Rehabilitation and extension of the Ferme du Breuil
After nearly thirty months of construction, ACAU Architectes and the entire design team are pleased to deliver the rehabilitation and extension of Ferme du Breuil.
Ferme du Breuil carries a history deeply rooted in the agricultural landscape and in the development of the town of Mézidon Vallée d’Auge. Dating from the late eighteenth century, it once formed part of a vast estate organized around Château du Breuil, now the town hall. Located at the edge of the wooded park and the site’s wet meadows, the farm was a structuring agricultural ensemble within the territory, tied to the cultivation of the lands of the Pays d’Auge. Composed of Caen stone buildings, walls, annexes, a pond, and a dovecote, it embodied a sober and robust rural architecture shaped by agricultural uses and Norman construction know-how. Over time, and with the evolution of farming practices, the site gradually lost its original function.
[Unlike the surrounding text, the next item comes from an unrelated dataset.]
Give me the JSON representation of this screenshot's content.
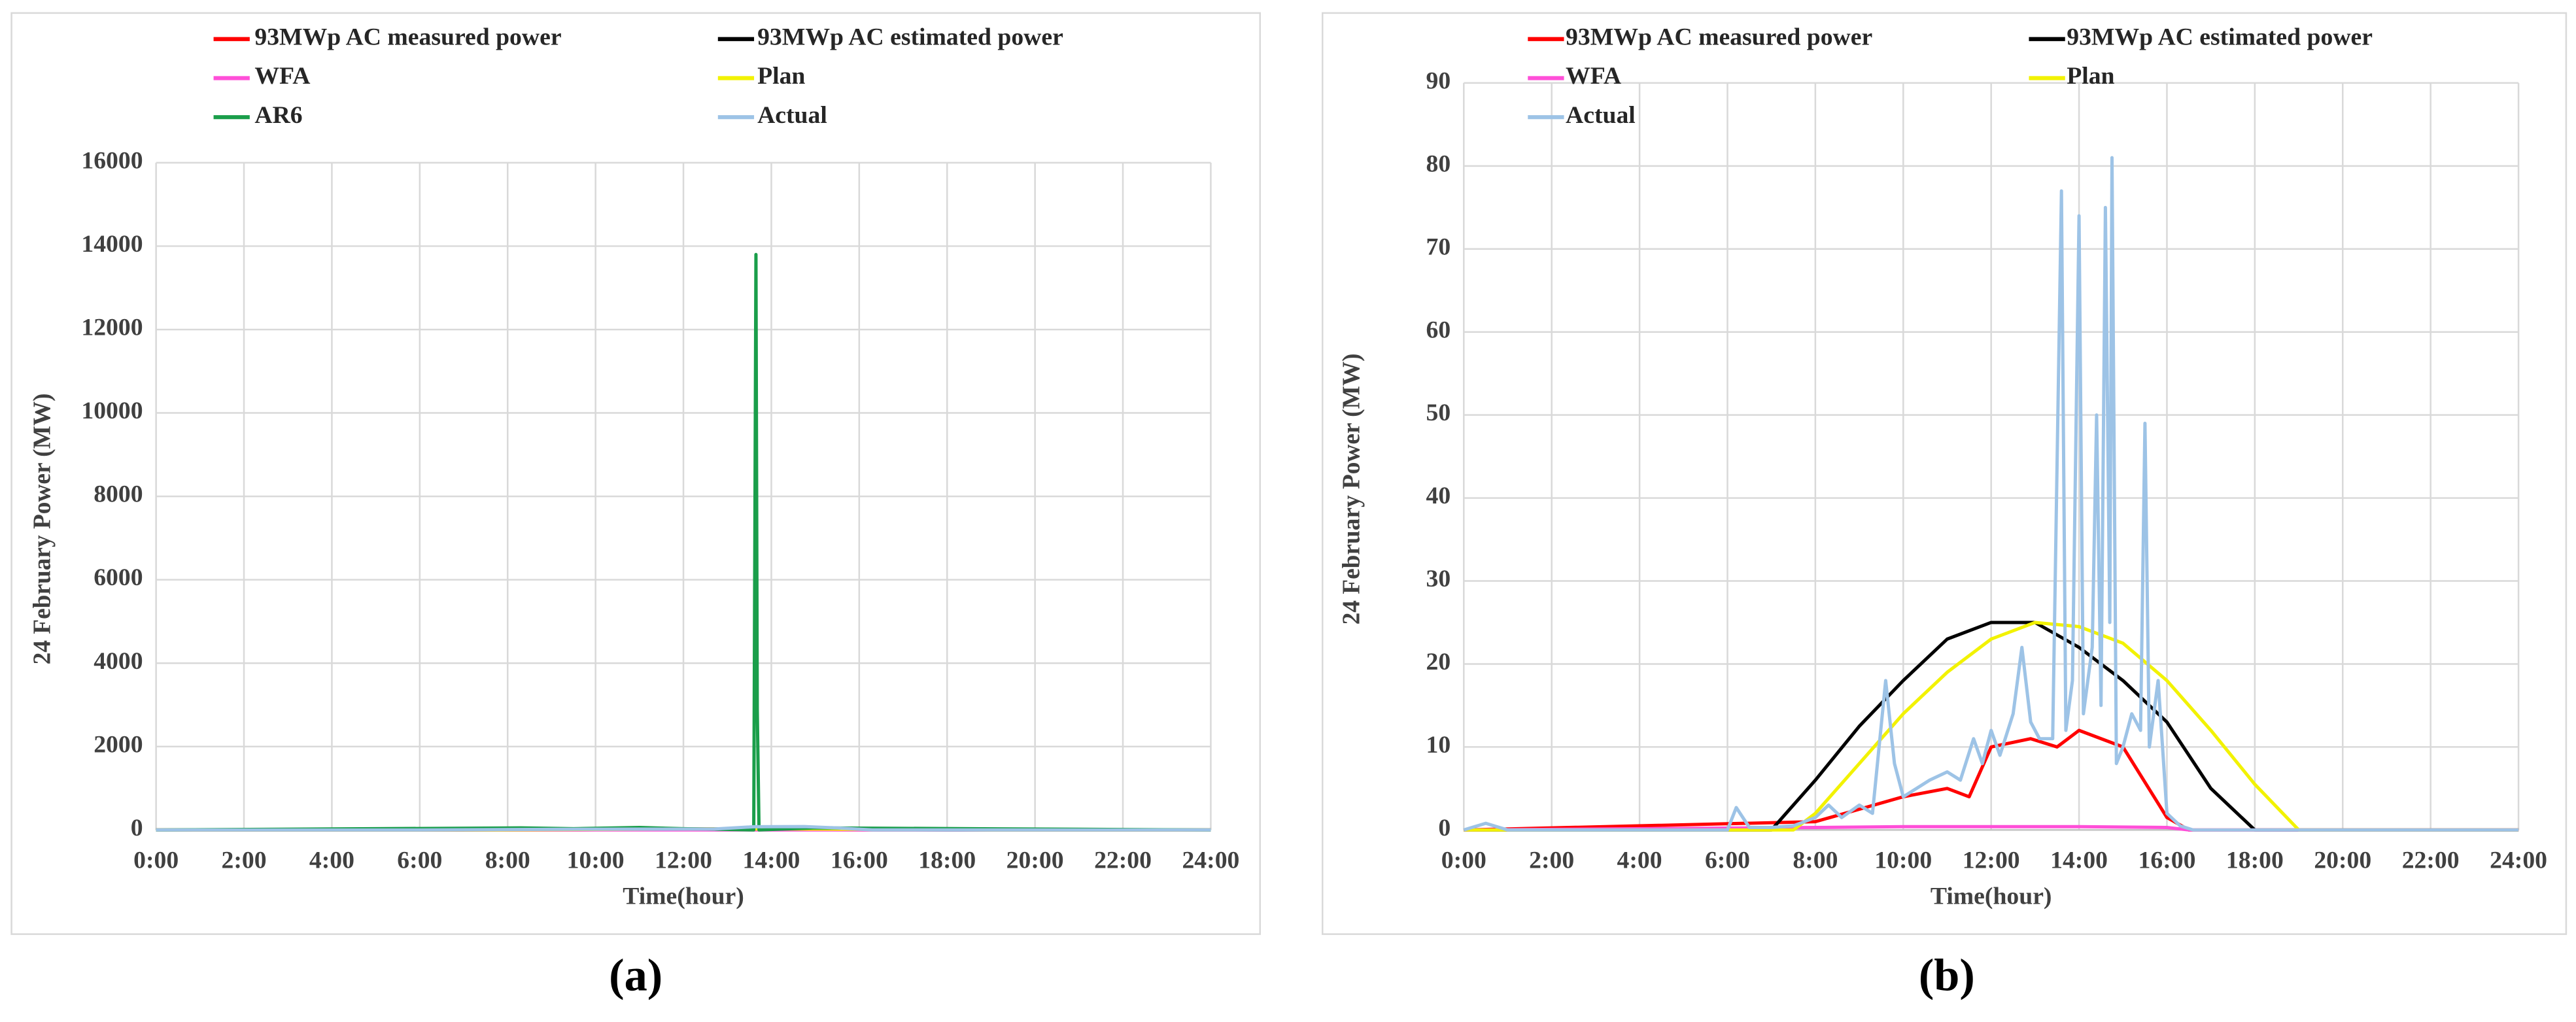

Long left in the background, almost silent at the heart of the town, Ferme du Breuil became a familiar yet unoccupied presence, a fragment of collective memory. By becoming a place dedicated to culture, childhood, and transmission, it preserves its original vocation as a shared and inhabited place while entering a new contemporary temporality.
The strength of the site, but also its fragility, lay in the fact that it had remained in its original condition since the end of farming activity, leading to severe structural pathologies that required urgent intervention. A long diagnostic phase made it possible to reveal, preserve, and justify the choices guiding a project that combines restoration, reconstruction, and extension.
More than a heritage rehabilitation, the intervention sought to extend the history of the site without ever freezing it. The existing fabric is neither sanctified nor imitated; instead, it becomes the support for a new architectural narrative. The original buildings, characteristic of the Pays d’Auge with their Caen stone gables, required profound restructuring and, in some cases, reconstruction. Floors and structures were entirely rethought in order to accommodate contemporary uses. This new structure is deliberately left visible within the interior spaces and enters into dialogue with the existing fabric without resorting to pastiche.
The extensions, designed as single-storey volumes, are inserted with restraint into the farm landscape. Their materiality derives directly from the site itself: a cast concrete made with recycled aggregates and incorporating stones from the demolished former annexes. This process required genuine craftsmanship in order to achieve an irregular surface analogous to the existing stone masonry. In this way, the site concrete establishes a discreet dialogue with the existing limestone. Yet far from seeking imitation, the project asserts a clear contemporary language in which each period remains legible and identifiable.
Reuse becomes more than a technical gesture: it becomes a way of transmitting the material memory of the site. Glazed links and circulation spaces allow the extensions to step back respectfully from the existing buildings, while maintaining a constant relationship with the landscape and the built heritage.
All the existing buildings were insulated with lime-hemp concrete in order to preserve the hygrometric and breathable qualities of the Caen stone. Inside, materials remain raw and essential: natural wood, mineral renders, board-formed concrete, and exposed wall thicknesses. Between interior and exterior, the project multiplies transparencies and thresholds, creating an almost sensory sequence.
Immersed in the heart of a vast green lung, the project asserts a strong environmental dimension. The landscaped park, swales, and natural spaces were designed with respect for the existing fauna and flora. Architecture and landscape were conceived together as one and the same experience of place.
Ferme du Breuil thus proposes an architecture deeply rooted in the landscape, where the project is composed through an alternation of solids and voids, masses and transparencies. Site-cast concrete, mixed with stones from the demolitions, is not used as a standardized material but as a contextualized one, embodying thermal inertia, durability, and reuse. This approach seeks a form of essential economy: building less through the addition of systems, and more through constructive precision, making mass, material, and durability a contemporary response to environmental challenges.